Historic cars to connect two downtowns again

City workers are set to return Angels Flight, which calls itself the "world's shortest railway," to the downtown area -- nearly 40 years after it was dismantled.

Foremen Ken Johnson and Jim Toomey were busy securing the railway's funicular tracks Thursday afternoon and Johnson reported that the two cars will be transported from the Metro yard to the base of Bunker Hill this weekend.  Testing begins next week, and preservationists hope that Angels Flight will be running by Thanksgiving. Christmas may be the realistic goal, Johnson quietly said.

The rail cars of Angels Flight returning to the tracks in  late 2008 is part of the ongoing story of stops and stalls. It was first put into service in 1901, rising alongside the Third Street Tunnel before it was dismantled in 1969 due to low ridership, lack of funding, and changing Bunker Hill.

The track, station and rail cars were stored, then restored and moved one-half block away as part of the Community Redevelopment Agency’s  (CRA) California Plaza development. It reopened with civic fanfare February 24, 1996 and connected the Watercourt at California Plaza to Hill Street near another CRA revitalization project, Grand Central Market, until a fatal accident closed the line in 2001.

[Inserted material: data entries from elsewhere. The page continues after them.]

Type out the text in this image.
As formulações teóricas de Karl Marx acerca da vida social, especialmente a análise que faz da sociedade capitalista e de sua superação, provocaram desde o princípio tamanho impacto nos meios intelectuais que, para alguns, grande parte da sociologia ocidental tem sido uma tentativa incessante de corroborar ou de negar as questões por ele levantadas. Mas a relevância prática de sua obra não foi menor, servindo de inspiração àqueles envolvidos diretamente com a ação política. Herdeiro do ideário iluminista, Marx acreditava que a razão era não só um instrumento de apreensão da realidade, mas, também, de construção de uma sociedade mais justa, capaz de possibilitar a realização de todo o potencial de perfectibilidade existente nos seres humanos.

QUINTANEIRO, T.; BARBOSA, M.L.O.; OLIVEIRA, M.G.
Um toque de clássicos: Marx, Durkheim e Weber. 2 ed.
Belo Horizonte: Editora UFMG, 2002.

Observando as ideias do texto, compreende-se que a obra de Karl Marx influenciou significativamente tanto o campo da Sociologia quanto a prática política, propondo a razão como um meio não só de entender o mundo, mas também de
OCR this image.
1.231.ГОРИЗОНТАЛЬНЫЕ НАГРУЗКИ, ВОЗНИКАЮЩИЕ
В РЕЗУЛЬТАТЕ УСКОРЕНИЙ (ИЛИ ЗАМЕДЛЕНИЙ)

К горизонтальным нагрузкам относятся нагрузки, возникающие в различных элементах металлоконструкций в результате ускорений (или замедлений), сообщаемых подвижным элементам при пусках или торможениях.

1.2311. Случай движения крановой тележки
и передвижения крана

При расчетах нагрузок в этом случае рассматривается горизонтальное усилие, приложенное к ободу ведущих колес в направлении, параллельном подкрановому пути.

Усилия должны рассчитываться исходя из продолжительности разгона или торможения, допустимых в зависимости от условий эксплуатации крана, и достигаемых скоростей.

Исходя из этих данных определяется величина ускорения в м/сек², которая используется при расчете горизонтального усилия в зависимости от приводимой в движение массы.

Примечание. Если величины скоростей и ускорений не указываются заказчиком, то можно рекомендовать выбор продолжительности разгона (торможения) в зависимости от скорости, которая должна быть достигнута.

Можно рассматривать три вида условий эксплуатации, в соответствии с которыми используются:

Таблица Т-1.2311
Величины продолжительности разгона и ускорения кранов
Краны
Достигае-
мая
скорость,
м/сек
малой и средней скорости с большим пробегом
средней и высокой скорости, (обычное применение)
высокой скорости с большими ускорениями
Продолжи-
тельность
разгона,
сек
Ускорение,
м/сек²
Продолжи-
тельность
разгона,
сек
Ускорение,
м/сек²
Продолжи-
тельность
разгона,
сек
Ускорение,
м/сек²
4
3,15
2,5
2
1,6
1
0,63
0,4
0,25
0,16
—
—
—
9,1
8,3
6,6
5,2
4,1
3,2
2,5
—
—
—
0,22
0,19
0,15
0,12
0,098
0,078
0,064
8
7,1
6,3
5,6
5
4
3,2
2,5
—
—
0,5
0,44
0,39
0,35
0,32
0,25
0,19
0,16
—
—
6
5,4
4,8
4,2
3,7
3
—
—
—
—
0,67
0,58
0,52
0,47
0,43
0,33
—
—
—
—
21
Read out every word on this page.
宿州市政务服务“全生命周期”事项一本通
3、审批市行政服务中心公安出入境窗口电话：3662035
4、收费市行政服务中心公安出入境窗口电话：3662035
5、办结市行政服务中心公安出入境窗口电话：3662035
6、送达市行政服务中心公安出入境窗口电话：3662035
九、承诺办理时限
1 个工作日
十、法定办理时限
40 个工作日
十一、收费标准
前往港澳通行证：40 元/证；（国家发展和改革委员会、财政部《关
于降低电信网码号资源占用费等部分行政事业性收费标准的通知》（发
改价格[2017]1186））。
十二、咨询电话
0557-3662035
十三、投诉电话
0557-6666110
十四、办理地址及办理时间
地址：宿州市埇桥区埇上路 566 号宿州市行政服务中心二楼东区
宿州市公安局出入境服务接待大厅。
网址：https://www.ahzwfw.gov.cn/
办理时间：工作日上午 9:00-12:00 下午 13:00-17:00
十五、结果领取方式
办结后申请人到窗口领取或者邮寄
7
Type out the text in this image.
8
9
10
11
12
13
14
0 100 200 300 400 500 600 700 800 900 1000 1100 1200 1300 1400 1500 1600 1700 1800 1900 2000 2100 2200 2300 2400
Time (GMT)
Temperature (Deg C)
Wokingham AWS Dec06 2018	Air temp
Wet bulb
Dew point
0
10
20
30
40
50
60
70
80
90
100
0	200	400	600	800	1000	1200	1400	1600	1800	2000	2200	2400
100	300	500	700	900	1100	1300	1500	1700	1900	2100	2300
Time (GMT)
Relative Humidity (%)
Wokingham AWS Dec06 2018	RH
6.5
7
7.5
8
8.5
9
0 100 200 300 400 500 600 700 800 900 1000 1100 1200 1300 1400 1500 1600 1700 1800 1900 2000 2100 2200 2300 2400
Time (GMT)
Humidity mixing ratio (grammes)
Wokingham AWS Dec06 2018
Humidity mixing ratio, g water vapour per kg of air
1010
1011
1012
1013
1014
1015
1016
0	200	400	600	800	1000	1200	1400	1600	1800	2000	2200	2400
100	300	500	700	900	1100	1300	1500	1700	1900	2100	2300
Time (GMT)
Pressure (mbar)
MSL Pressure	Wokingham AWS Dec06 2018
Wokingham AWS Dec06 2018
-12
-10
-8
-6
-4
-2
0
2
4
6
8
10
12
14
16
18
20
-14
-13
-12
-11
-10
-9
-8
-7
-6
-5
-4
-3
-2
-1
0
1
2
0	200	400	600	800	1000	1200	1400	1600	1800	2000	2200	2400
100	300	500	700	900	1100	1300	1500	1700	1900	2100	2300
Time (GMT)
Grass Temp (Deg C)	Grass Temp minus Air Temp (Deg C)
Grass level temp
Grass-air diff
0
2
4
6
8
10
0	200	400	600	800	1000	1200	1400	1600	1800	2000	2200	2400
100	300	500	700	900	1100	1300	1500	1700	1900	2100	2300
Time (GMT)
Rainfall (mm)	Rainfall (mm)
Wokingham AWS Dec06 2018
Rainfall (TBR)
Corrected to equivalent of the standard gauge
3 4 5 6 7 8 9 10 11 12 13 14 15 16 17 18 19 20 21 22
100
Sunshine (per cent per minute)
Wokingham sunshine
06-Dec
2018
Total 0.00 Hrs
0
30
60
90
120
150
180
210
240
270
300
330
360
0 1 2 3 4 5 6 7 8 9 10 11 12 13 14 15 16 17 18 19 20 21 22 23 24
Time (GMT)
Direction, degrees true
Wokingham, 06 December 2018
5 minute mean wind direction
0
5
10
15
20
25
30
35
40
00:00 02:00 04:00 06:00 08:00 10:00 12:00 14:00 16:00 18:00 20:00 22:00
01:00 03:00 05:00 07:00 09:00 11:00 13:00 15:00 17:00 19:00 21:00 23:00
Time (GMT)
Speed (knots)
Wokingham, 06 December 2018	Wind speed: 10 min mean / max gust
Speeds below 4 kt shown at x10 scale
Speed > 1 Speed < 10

When Angels Flight returns to its third life, it will be a different downtown from just a few years ago, and its stops may change. Bunker Hill is now often referred to as Grand Avene, and Grand Central Market may be overshadowed by downtown’s Historic Core -- or even Broadway if it comes back.

As for those who have followed the saga of Angels Flight, many are optimistic and expect to see it running again.  Still, they will not really believe it until they see two cars, known as Olivet and Sinai, pulling passengers up the 30 percent grade that's called the “shortest railway in the world.”